Unfortunately, this strong mainframe growth probably won't last. The initial spike in sales following a mainframe launch typically gives way once that launch is lapped. The z14 started shipping toward the end of the third quarter of 2017, so the second half of 2018 will likely feature a mainframe headwind that will test IBM's ability to produce revenue growth.
The mainframe cycle
IBM refreshes its mainframe lineup every few years. The z14 was announced in July 2017, about two and a half years after the launch of the z13. Each new mainframe triggers some existing customers to upgrade. This creates a swell in mainframe sales, often lasting a few quarters.

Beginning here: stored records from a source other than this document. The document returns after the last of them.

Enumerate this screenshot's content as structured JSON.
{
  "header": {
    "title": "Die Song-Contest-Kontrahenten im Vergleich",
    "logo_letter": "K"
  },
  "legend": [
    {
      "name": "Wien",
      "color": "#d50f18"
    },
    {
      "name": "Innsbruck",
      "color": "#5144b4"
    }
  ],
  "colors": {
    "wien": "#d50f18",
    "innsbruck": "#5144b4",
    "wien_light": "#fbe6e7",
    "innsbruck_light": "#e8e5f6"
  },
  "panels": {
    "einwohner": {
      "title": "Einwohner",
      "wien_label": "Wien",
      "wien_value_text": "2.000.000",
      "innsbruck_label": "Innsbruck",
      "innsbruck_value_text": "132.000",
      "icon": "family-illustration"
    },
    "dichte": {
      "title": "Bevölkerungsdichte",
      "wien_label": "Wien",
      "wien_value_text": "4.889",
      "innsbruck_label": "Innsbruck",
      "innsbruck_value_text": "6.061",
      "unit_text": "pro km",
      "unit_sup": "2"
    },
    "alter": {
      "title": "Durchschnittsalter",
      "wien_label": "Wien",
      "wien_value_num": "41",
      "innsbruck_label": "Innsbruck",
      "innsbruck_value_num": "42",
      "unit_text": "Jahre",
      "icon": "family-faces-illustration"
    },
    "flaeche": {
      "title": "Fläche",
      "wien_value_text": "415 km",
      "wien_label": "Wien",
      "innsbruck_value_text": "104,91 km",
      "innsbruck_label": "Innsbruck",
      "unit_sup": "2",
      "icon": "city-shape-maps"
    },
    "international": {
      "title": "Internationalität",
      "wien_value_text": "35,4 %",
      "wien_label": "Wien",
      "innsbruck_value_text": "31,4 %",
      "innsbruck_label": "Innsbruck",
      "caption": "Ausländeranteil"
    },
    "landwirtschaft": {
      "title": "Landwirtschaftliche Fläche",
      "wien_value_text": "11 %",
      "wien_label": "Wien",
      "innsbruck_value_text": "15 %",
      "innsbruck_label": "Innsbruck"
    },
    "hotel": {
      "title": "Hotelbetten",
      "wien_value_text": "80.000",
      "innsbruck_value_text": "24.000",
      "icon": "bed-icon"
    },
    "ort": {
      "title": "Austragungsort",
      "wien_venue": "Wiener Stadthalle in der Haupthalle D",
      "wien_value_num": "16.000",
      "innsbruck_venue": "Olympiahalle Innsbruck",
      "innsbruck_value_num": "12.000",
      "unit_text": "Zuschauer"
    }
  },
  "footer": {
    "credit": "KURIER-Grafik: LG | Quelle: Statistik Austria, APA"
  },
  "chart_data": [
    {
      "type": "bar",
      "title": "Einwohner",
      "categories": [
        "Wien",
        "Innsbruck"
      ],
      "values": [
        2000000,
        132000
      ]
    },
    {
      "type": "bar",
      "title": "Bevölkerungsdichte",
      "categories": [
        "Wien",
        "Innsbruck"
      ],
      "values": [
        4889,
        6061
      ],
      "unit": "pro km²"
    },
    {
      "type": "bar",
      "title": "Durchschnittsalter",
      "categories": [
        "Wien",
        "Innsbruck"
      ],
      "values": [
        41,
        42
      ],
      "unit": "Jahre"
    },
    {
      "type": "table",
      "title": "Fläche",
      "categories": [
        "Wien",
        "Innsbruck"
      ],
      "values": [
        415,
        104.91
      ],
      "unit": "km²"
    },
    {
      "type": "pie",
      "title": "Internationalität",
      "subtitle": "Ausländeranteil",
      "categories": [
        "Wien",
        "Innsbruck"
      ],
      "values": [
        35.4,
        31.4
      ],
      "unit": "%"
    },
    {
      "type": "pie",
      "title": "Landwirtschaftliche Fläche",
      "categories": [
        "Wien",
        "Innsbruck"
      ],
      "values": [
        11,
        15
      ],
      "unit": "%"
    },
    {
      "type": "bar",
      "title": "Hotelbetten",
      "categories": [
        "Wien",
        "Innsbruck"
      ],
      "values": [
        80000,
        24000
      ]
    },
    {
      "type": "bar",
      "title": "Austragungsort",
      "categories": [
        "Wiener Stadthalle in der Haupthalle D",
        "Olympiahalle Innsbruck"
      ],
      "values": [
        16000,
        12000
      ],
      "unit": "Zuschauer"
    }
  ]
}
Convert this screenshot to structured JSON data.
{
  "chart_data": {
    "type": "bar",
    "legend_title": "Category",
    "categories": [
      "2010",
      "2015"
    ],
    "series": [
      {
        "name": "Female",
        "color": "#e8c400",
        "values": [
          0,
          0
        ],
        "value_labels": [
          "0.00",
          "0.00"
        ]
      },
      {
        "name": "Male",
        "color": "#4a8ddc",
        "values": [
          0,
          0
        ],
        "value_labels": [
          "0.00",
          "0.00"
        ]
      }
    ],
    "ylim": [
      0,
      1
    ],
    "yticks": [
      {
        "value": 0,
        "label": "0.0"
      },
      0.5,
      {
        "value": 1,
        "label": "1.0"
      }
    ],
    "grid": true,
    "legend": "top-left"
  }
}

After that initial surge, mainframe sales start to slump as the launch is lapped. That slump lasts until the next mainframe refresh, which starts the process over again.
Here's how IBM's mainframe business has performed since 2006:
It's hard to tell whether the mainframe business is growing or shrinking from this chart. IBM doesn't disclose actual mainframe sales, just year-over-year growth each quarter. The company did win new mainframe customers during the first quarter, including at least one that's using one of IBM's smaller mainframe systems for blockchain applications. But it also expects its overall systems business to be stable (adjusting for product cycles) in the long run.
A second-half headwind
What we can say from this chart: Mainframe sales will likely grow during the second quarter but decline during the second half of the year. A swing of a few hundred million dollars during the third and fourth quarters could be in the cards. With IBM producing around $20 billion of quarterly revenue, this mainframe headwind could knock off a couple percentage points from IBM's revenue growth.

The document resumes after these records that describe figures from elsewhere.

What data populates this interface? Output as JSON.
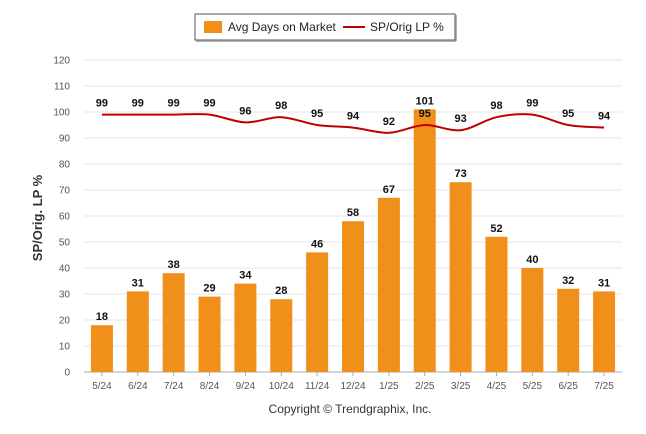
{
  "chart_data": {
    "type": "bar",
    "categories": [
      "5/24",
      "6/24",
      "7/24",
      "8/24",
      "9/24",
      "10/24",
      "11/24",
      "12/24",
      "1/25",
      "2/25",
      "3/25",
      "4/25",
      "5/25",
      "6/25",
      "7/25"
    ],
    "series": [
      {
        "name": "Avg Days on Market",
        "type": "bar",
        "color": "#f0901b",
        "values": [
          18,
          31,
          38,
          29,
          34,
          28,
          46,
          58,
          67,
          101,
          73,
          52,
          40,
          32,
          31
        ]
      },
      {
        "name": "SP/Orig LP %",
        "type": "line",
        "color": "#c00000",
        "values": [
          99,
          99,
          99,
          99,
          96,
          98,
          95,
          94,
          92,
          95,
          93,
          98,
          99,
          95,
          94
        ]
      }
    ],
    "ylabel": "SP/Orig. LP %",
    "xlabel": "",
    "ylim": [
      0,
      120
    ],
    "yticks": [
      0,
      10,
      20,
      30,
      40,
      50,
      60,
      70,
      80,
      90,
      100,
      110,
      120
    ],
    "grid": true,
    "legend_position": "top-center"
  },
  "footer": {
    "copyright": "Copyright © Trendgraphix, Inc."
  }
}
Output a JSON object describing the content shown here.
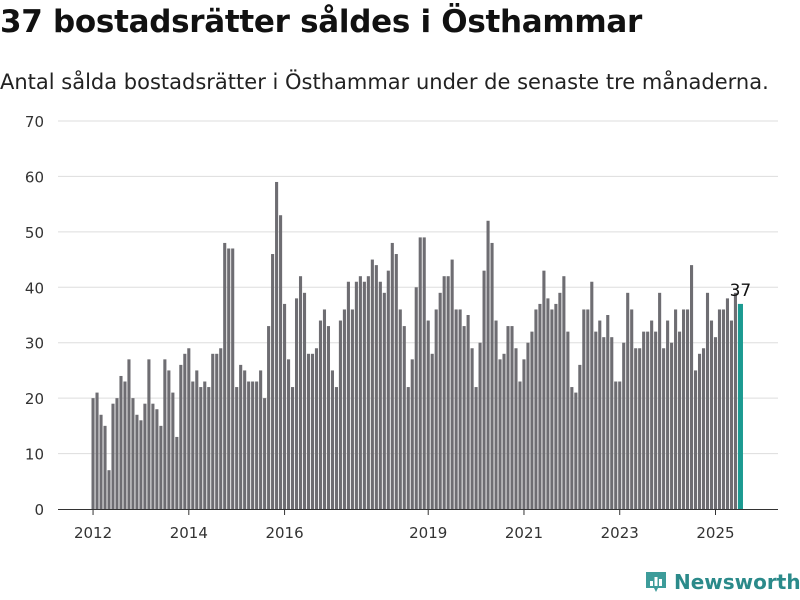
{
  "page": {
    "title": "37 bostadsrätter såldes i Östhammar",
    "subtitle": "Antal sålda bostadsrätter i Östhammar under de senaste tre månaderna.",
    "brand": "Newsworthy"
  },
  "colors": {
    "bar": "#6e6d72",
    "highlight": "#1b9a91",
    "grid": "#dddddd",
    "brand": "#2b8a8a"
  },
  "chart_data": {
    "type": "bar",
    "title": "37 bostadsrätter såldes i Östhammar",
    "subtitle": "Antal sålda bostadsrätter i Östhammar under de senaste tre månaderna.",
    "xlabel": "",
    "ylabel": "",
    "ylim": [
      0,
      70
    ],
    "yticks": [
      0,
      10,
      20,
      30,
      40,
      50,
      60,
      70
    ],
    "xticks": [
      {
        "label": "2012",
        "index": 0
      },
      {
        "label": "2014",
        "index": 24
      },
      {
        "label": "2016",
        "index": 48
      },
      {
        "label": "2019",
        "index": 84
      },
      {
        "label": "2021",
        "index": 108
      },
      {
        "label": "2023",
        "index": 132
      },
      {
        "label": "2025",
        "index": 156
      }
    ],
    "grid": true,
    "start_month": "2012-01",
    "values": [
      20,
      21,
      17,
      15,
      7,
      19,
      20,
      24,
      23,
      27,
      20,
      17,
      16,
      19,
      27,
      19,
      18,
      15,
      27,
      25,
      21,
      13,
      26,
      28,
      29,
      23,
      25,
      22,
      23,
      22,
      28,
      28,
      29,
      48,
      47,
      47,
      22,
      26,
      25,
      23,
      23,
      23,
      25,
      20,
      33,
      46,
      59,
      53,
      37,
      27,
      22,
      38,
      42,
      39,
      28,
      28,
      29,
      34,
      36,
      33,
      25,
      22,
      34,
      36,
      41,
      36,
      41,
      42,
      41,
      42,
      45,
      44,
      41,
      39,
      43,
      48,
      46,
      36,
      33,
      22,
      27,
      40,
      49,
      49,
      34,
      28,
      36,
      39,
      42,
      42,
      45,
      36,
      36,
      33,
      35,
      29,
      22,
      30,
      43,
      52,
      48,
      34,
      27,
      28,
      33,
      33,
      29,
      23,
      27,
      30,
      32,
      36,
      37,
      43,
      38,
      36,
      37,
      39,
      42,
      32,
      22,
      21,
      26,
      36,
      36,
      41,
      32,
      34,
      31,
      35,
      31,
      23,
      23,
      30,
      39,
      36,
      29,
      29,
      32,
      32,
      34,
      32,
      39,
      29,
      34,
      30,
      36,
      32,
      36,
      36,
      44,
      25,
      28,
      29,
      39,
      34,
      31,
      36,
      36,
      38,
      34,
      39,
      37
    ],
    "highlight_last": 1,
    "annotations": [
      {
        "index": 162,
        "text": "37"
      }
    ]
  }
}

And because a portion of IBM's systems business is included in both its strategic imperative revenue and its cloud revenue, both of those numbers will be affected as well. During the fourth quarter of 2017, about 19% of strategic imperative revenue and 31% of cloud revenue came from the systems business. This includes Power servers and storage as well as mainframe systems, but a steep decline in mainframe sales would likely put a dent in the growth rate of IBM's growth businesses.
IBM may be able to make up for this expected mainframe sales decline with growth elsewhere. Its cloud as-a-service business, which doesn't involve the systems segment at all, has reached a $10.7 billion annual revenue run rate and grew by 25% year over year during the first quarter of 2018. IBM expects as-a-service revenue to grow by 15% to 20% annually as part of its long-term model.
The mainframe gave IBM a much-needed boost to end its long streak of revenue declines last year. In the second half of this year, the mainframe will be working in the opposite direction. IBM will need to muster growth in other parts of its business to offset that headwind.